Congressman Peter Welch wants college students to be able to use federal financial aid year-round. Welch met with students and college administrations Friday at the Community College of Vermont in Winooski to discuss his pending legislation for Pell Grants.
Currently, students can only use the Pell Grant during the fall and spring semesters. Welch’s legislation would allow them to use the grant in the summer as well. He said right now, the grant is inflexible, and makes it hard for students who want to graduate in less than four years.
"I think we should have flexibility so students on their own schedules, where they're working as well as going to school, could access the Pell Grant that they're ultimately going to be able to get," he said.

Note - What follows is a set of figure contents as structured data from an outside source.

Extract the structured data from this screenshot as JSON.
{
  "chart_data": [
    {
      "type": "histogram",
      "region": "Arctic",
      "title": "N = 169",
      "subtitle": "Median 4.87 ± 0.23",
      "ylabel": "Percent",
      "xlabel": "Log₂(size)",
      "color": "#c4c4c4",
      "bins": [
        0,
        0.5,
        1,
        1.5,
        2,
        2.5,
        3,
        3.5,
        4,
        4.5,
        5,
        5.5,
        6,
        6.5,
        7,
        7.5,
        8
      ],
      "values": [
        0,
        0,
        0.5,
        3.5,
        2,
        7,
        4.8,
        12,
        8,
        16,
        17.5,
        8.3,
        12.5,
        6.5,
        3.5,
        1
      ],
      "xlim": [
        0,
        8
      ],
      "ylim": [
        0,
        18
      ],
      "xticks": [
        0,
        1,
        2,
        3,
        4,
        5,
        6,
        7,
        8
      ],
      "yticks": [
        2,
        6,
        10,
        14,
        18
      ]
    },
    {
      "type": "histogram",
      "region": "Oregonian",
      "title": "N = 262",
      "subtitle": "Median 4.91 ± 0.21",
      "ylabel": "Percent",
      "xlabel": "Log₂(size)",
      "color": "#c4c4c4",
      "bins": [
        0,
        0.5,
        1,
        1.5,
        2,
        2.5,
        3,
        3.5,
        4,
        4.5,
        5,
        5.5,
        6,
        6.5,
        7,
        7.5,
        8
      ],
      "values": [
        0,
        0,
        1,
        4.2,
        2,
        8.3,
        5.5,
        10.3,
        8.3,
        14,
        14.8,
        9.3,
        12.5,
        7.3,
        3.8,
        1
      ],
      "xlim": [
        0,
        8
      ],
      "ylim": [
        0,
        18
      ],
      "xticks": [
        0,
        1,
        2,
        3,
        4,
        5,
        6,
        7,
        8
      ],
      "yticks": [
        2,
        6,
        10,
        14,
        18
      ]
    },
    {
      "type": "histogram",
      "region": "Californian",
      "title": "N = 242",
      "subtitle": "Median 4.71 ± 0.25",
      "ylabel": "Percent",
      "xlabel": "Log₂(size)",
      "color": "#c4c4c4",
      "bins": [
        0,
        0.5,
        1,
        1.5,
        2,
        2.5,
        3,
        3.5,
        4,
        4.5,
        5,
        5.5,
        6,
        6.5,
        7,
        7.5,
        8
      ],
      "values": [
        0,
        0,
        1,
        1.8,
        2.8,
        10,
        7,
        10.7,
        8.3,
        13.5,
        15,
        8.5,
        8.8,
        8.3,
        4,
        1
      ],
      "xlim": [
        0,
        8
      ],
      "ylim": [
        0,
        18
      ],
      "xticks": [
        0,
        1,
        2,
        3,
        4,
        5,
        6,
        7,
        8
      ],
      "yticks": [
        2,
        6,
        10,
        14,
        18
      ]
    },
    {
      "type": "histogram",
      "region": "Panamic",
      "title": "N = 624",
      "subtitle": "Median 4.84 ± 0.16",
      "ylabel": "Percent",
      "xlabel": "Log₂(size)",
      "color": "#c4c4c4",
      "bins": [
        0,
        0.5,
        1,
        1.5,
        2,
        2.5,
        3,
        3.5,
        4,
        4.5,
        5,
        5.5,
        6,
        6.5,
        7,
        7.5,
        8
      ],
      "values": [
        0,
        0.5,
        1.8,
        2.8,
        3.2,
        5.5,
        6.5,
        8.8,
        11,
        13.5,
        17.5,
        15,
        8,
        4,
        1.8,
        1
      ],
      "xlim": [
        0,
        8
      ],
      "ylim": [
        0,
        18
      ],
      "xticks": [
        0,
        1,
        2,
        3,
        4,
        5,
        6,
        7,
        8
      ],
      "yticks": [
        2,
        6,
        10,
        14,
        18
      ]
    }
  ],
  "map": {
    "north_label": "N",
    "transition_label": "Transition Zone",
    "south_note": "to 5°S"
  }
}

School administrators at the roundtable discussion spoke to the legislation’s potential benefits to students, including Pam Chisholm, the dean of enrollment services at CCV.
"I work at other colleges where they’d ask me, do you get the summer off -- I’m like, uh, no. We don’t even ask that question here," she said.
She said about 4,000 students at CCV continue to take classes in the summer. She added the grant could allow those students to keep their momentum and reduce their borrowing during that time.
That could save a lot of costs and time for first-year student Dominic Eneji, who studies neuroscience. He currently works two jobs in addition to the grant to keep up with his tuition fees. And to become a neurosurgeon "takes 15 to 17 years to reach that position," he says. "And with summer classes that cuts that almost in half."
The legislation is currently under review in the House Committee on Education and the Workforce.